Until I order coffee and it’s smaller than a tea cup. Or, ask for ice and they only bring me 3 pieces. Then, I feel 100% American. And I miss American sized things.
5. Communicating. I miss being able to communicate with everyone around me. Imagine leaving your children with someone and not be able to talk to them? Or, having to buy something and not be able to ask questions? To go out anywhere and not have a clue what is being said around you? Or, to think you understand… and then realize that you totally missed it. To feel judged because you don’t know enough of a language yet or feel the pressure of needing more vocabulary or totally botch something simple in a language you’ve been learning for 5 years. To want to make a joke but knowing it won’t be understood. Yeah. Communication is crazy hard. Not being able to communicate makes you feel pretty awful. Add in that we live in a country where we can hear 4 or 5 languages happening around us in a matter of minutes. That will exhaust your brain very quickly.
6. Church. Of course we have church here. Every week. Beautiful, amazing African church. Yet, I greatly miss American church. All of it. From the greeters to the worship to the preaching to a full altar call. I miss it all. I miss worshiping in English. I miss talking to friends after church in English. I miss pastoring and being with kids and all the church activities that we used to run and be a part of. I miss girls’ nights out with other moms. I miss it so very much.
7. Cooking Spray – and other miscellaneous house/kitchen things. Cooking sprays like Pam don’t exist here. Nor do some American seasonings, lunch meat that comes in more than 4 pieces at a time. FOUR pieces in a package here. That doesn’t even feed our family for 1 lunch. Those 4 pieces of meat will cost about the same as a lb of lunch meat at home! The rice will have bugs, the noodles might be stale, the cereal could have worms, the flour needs to be frozen/sifted to kill/remove bug eggs, the cheese may have melted and re-hardened. The ice cream costs $10. Missing Kroger and Target happens a lot over here.
8. Climate Controlled Homes. All that expensive food and imported coffee? It will go bad in minutes during rainy season if it isn’t bagged up or put in air-tight containers. We have mosquitoes inside the house and dust on everything because the windows aren’t sealed at all. I miss that precious little box that hangs on the wall with buttons that I can adjust to whatever temperature I want the WHOLE house to be. That doesn’t exist here. What is outside is also inside. It’s like never-ending camping. Mold grows on clothing, dust invades every crevice, ants are everywhere and flies freely fly inside the house.
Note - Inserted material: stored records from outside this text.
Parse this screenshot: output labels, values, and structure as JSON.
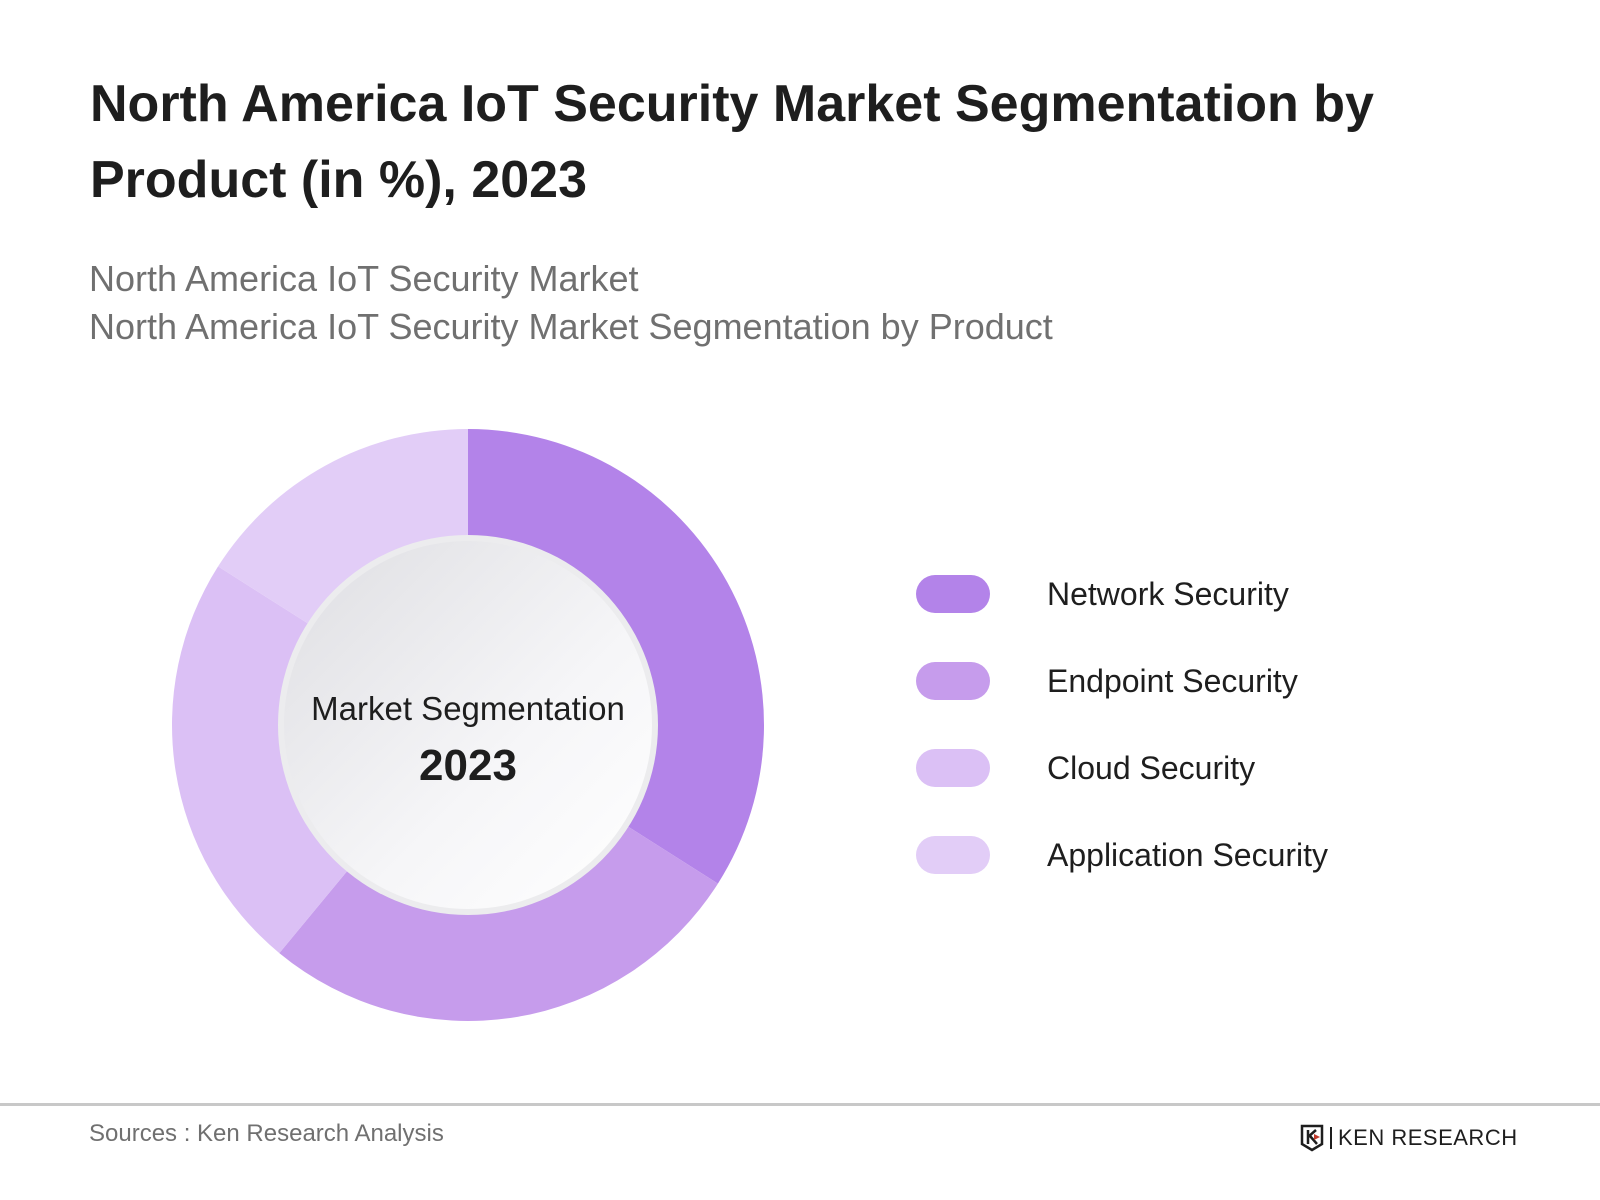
{
  "title": "North America IoT Security Market Segmentation by Product (in %), 2023",
  "subtitles": [
    "North America IoT Security Market",
    "North America IoT Security Market Segmentation by Product"
  ],
  "chart_data": {
    "type": "pie",
    "variant": "donut",
    "center_label": "Market Segmentation",
    "center_value": "2023",
    "categories": [
      "Network Security",
      "Endpoint Security",
      "Cloud Security",
      "Application Security"
    ],
    "values": [
      34,
      27,
      23,
      16
    ],
    "colors": [
      "#b383e9",
      "#c69cec",
      "#dbc0f5",
      "#e2cdf7"
    ],
    "legend_position": "right"
  },
  "footer": {
    "sources": "Sources : Ken Research Analysis",
    "logo_text": "KEN RESEARCH"
  }
}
9. Running/Walking Outside. Living in the desert really puts a damper on running outside. Some workers here do it. They can handle the sand and heat like troopers. But, I miss running trails, green parks, country roads, bike paths and open space to just run outside. To run in a place where it is culturally ok to run in workout clothing. To run where I can have my headphones in and not worry. To just run.
10. Home and Friends and Family. I deeply miss people who know us. We’ve made new friendships and have our worker family here. But I miss people who know us. Who have history with us. Who understand us, love us, challenge us and encourage us. I miss our friends and our families. Being in a room full of people can feel very lonely when know one knows much about you. Make that the experience every time you leave your door and the loneliness of life overseas can just grow.
That is just 10 things. I could add access to good health care, clean water out of the tap, and more. There are so many things we miss.
Now, for the disclaimer. Nothing in this is a complaint. Seriously. Not one of them would send me running from this overseas journey.
There are things we are finding that we absolutely love too.
I just want to write down the things we miss, the things that make us pause and remember.
The things that were a big part of our lives that are now very different.
What do you think you would miss on this list?